Once the ceremony was over, teachers milled about the theater, clutching oversize bouquets of flowers and drinking cranberry punch. Standing near the podium was Katz, now a part-time middle school counselor, who described Villaraigosa as someone who was like so many other kids — without a father and floundering academically, yet with great potential.
Katz said he told Villaraigosa recently that taking over the district would be “like quicksand.” And he offered a different view on the state of the school district, saying it has great teachers and bad teachers, schools that win the national Academic Decathlon and schools burdened by “outside influences,” ones that make it hard for children to learn.
“These people all have great hearts,” Katz said, referring to the room full of high school teachers. “But we’ve gotten to the point now where all we do is test kids. Testing, testing, testing, testing, and forgetting what education is all about. It’s not about testing kids all the time. It’s about people working with kids, encouraging kids, inspiring kids. That’s what it’s all about. And I think that’s happening in L.A. Unified. I know Antonio feels very strongly that the bureaucracy is holding them down. Maybe he’s right, maybe he’s not right.”

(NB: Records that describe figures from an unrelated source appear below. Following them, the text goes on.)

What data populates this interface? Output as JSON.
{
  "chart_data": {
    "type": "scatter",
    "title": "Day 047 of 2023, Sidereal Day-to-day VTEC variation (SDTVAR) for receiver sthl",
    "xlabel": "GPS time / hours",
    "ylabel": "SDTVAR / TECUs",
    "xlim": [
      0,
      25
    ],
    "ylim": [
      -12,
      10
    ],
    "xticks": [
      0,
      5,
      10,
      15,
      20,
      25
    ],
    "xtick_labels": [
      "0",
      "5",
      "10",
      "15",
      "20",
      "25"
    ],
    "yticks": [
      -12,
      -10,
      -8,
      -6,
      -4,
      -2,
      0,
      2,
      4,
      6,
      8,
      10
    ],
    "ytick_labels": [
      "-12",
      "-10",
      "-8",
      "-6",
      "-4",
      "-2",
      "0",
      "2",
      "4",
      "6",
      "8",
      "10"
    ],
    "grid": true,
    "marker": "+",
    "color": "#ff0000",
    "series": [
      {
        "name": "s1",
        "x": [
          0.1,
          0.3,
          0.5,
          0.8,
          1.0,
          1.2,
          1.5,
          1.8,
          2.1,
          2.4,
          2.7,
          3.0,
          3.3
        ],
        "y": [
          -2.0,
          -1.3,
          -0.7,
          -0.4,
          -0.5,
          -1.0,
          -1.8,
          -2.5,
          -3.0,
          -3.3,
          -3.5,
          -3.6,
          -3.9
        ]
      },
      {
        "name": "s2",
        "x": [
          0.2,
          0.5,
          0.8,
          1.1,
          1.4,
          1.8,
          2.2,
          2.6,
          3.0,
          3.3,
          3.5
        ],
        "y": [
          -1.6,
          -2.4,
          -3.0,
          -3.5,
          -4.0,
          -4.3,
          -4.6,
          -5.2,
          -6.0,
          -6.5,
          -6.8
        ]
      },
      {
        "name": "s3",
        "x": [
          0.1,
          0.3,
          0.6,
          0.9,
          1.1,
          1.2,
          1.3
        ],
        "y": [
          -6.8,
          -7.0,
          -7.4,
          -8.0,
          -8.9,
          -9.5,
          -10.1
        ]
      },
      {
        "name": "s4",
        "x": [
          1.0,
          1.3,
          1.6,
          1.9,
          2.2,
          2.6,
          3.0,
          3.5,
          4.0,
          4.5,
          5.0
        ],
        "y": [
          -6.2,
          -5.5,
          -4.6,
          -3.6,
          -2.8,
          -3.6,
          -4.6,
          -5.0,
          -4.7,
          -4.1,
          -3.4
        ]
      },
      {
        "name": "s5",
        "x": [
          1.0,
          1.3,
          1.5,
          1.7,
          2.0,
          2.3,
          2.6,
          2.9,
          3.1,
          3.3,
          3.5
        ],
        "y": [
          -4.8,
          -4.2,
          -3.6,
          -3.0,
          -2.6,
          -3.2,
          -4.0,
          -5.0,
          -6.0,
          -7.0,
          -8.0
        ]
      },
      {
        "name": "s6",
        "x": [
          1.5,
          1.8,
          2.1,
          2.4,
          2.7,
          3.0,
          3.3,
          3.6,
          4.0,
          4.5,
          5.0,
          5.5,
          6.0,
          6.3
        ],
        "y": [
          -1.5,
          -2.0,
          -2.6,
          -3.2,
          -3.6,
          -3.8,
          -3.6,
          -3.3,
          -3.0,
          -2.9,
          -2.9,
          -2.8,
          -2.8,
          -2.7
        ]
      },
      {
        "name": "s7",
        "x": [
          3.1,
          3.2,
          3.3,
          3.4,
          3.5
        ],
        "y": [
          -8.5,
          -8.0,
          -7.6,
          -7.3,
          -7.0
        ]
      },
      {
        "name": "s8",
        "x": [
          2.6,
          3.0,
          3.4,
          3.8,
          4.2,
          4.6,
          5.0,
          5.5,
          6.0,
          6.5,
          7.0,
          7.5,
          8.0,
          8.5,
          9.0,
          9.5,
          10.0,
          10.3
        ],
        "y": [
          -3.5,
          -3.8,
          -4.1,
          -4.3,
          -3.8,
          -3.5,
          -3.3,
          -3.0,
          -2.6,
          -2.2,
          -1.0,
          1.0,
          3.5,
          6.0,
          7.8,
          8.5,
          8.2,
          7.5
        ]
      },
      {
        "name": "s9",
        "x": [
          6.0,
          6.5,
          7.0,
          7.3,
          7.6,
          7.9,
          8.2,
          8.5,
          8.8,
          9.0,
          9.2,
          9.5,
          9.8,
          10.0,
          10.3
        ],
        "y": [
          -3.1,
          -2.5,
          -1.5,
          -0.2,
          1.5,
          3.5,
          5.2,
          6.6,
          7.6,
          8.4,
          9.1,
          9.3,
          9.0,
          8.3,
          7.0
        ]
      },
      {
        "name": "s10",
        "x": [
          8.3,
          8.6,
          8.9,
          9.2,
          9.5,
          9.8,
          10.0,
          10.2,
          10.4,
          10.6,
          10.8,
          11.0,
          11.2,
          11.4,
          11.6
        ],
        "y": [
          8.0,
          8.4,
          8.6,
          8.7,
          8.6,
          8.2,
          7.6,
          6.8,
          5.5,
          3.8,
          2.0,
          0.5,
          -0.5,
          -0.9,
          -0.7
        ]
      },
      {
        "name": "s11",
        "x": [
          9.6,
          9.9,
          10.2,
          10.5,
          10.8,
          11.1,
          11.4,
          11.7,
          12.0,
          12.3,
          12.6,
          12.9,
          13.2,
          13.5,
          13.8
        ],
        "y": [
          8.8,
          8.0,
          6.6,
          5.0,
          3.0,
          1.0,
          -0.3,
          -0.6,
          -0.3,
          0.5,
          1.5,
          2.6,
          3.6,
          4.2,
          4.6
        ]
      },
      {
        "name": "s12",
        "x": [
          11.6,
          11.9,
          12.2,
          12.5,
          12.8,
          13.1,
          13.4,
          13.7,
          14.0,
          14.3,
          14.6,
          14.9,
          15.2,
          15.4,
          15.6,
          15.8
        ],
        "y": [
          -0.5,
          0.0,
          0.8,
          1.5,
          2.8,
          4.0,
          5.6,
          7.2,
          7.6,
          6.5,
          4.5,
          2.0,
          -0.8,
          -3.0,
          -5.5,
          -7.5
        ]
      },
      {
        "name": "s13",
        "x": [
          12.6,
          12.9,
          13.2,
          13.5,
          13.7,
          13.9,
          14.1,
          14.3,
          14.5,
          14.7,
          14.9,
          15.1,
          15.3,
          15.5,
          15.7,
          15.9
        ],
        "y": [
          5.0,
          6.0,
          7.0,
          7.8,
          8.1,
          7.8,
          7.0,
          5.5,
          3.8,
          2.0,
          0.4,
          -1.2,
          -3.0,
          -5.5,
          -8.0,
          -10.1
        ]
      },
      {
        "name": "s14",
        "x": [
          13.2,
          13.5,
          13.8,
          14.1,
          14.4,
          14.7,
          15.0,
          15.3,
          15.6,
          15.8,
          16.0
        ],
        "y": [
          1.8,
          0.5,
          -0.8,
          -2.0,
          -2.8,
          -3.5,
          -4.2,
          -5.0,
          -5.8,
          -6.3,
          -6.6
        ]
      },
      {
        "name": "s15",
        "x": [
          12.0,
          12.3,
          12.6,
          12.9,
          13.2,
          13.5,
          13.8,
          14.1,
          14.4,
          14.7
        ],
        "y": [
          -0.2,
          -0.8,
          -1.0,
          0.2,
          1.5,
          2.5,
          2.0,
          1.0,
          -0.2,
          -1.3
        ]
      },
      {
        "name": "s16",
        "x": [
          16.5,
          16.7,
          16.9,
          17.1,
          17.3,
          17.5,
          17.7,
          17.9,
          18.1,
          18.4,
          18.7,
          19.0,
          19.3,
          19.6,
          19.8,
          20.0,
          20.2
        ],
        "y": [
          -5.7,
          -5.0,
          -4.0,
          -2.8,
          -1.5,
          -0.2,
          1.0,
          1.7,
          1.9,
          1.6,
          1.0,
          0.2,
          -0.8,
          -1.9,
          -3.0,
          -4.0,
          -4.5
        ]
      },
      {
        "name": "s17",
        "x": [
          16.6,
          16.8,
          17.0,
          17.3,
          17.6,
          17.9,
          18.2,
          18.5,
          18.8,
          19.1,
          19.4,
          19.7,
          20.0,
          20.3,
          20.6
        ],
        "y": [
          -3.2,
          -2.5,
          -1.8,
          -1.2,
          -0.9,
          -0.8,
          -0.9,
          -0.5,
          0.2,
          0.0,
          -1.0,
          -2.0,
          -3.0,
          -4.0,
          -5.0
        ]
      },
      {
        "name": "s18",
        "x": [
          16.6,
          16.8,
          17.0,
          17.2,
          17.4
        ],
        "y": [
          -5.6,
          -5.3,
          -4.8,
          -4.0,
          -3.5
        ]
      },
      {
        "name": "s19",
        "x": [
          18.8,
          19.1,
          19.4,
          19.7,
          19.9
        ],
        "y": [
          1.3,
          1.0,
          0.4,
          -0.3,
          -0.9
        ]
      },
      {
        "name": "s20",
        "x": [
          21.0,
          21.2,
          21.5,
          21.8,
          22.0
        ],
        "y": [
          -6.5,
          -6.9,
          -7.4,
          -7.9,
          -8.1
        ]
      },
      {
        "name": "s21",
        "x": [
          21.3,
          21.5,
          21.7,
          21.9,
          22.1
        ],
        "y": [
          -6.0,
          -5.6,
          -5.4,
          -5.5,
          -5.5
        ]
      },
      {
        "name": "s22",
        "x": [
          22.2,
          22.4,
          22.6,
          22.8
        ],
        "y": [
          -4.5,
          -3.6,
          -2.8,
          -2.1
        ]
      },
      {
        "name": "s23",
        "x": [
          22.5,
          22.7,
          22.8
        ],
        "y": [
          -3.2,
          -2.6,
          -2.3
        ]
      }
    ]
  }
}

Los Angeles Unified School District is not a place where the city’s elite tend to send their children. Villaraigosa, for example, placed one daughter in a Pasadena parochial school and his son, Antonio Jr., at Loyola High School, a Catholic school that charges $8,800 annually. School-board president Marlene Canter, the woman who stands as the district’s most public defender, sent one child to the private Brentwood High School and another to Harvard-Westlake, which now charges $24,200 per year for tuition.
L.A. Unified doesn't attract much of the middle class, either. District statistics show that 86 percent of its elementary school students, or nearly nine out of 10, qualify for free or reduced-price lunches. Half of all elementary students, and roughly a third of the upper grades, are still learning English.
With the vast majority of upper- and middle-class parents opting out, a disproportionate share of the advocacy work in L.A. Unified has fallen to the teachers’ union, which has its own agenda and has not hesitated to spend hundreds of thousands on behalf of a single school board candidate. The only check on UTLA’s power in recent years has come from former Mayor Richard Riordan, a wealthy advocate of mayoral control who bankrolled his own slate of candidates in 1999 and unseated three union-backed board members. If L.A. Unified is turned over to the mayor, the teachers’ union will be left with a considerably smaller share of electoral power, getting in line behind other special interests that raise money for mayoral candidates — real estate developers, high-priced law firms, private contractors and other employee unions.
Then there is the district’s enormous size. For City Hall, taking over L.A. Unified would be akin to a python swallowing a pig — a slow, laborious process that would likely be unpleasant to watch. The task could distract the attentions of even the most multitasking of mayors. After all, the school district is larger geographically than the city of L.A. itself, covering 26 cities outside Los Angeles, and unincorporated communities of Los Angeles County, including Rancho Dominguez, Firestone and East Los Angeles. L.A. Unified has half a million more residents and twice as big a budget — $13.3 billion compared to City Hall’s $6.7 billion. Villaraigosa would also take responsibility for a massive school-construction program valued at nearly three times the city’s annual budget.
Initial drafts of Villaraigosa’s education plan included proposals for selling off L.A. Unified’s downtown headquarters at 333 S. Beaudry Ave. and shifting power to 70, 80, or even 100 local superintendents. Whether the mayor would expand his own staff to handle the expanded public-education duties is not yet spelled out. But given his intense focus on schools, it’s hard to envision a City Hall that would forgo its own formidable education bureaucracy, said Assemblywoman Jackie Goldberg, a foe of mayoral control.
“There’s always a schizophrenia about takeover,” she said. “The schizophrenia is, ‘I want to get the [L.A. Unified] bureaucracy reduced downtown, but I want to run everything from City Hall.’ Well, hold it. Are you for decentralized decision making? Or are you just moving the bureaucracy from one building to another?”
Politics is about stagecraft, and in that arena, Villaraigosa consistently wins. He has a beefed-up office of public-relations advisers who craft photo ops, e-mail his speeches, and schedule frequent stops at churches and schools, dinners and conferences — all potential audiences to hear his pitch for mayoral control. Partly because he is mayor, and partly because he has a wildly magnetic personality, Villaraigosa consistently draws a clutch of reporters to his media events — attention that is extremely rare at, say, a school board meeting. That disparity causes some reformers to argue that mayoral control will instantly bring a more intense public focus to L.A.’s public schools. Villaraigosa actively encourages that idea, saying school board members fly too far under the radar.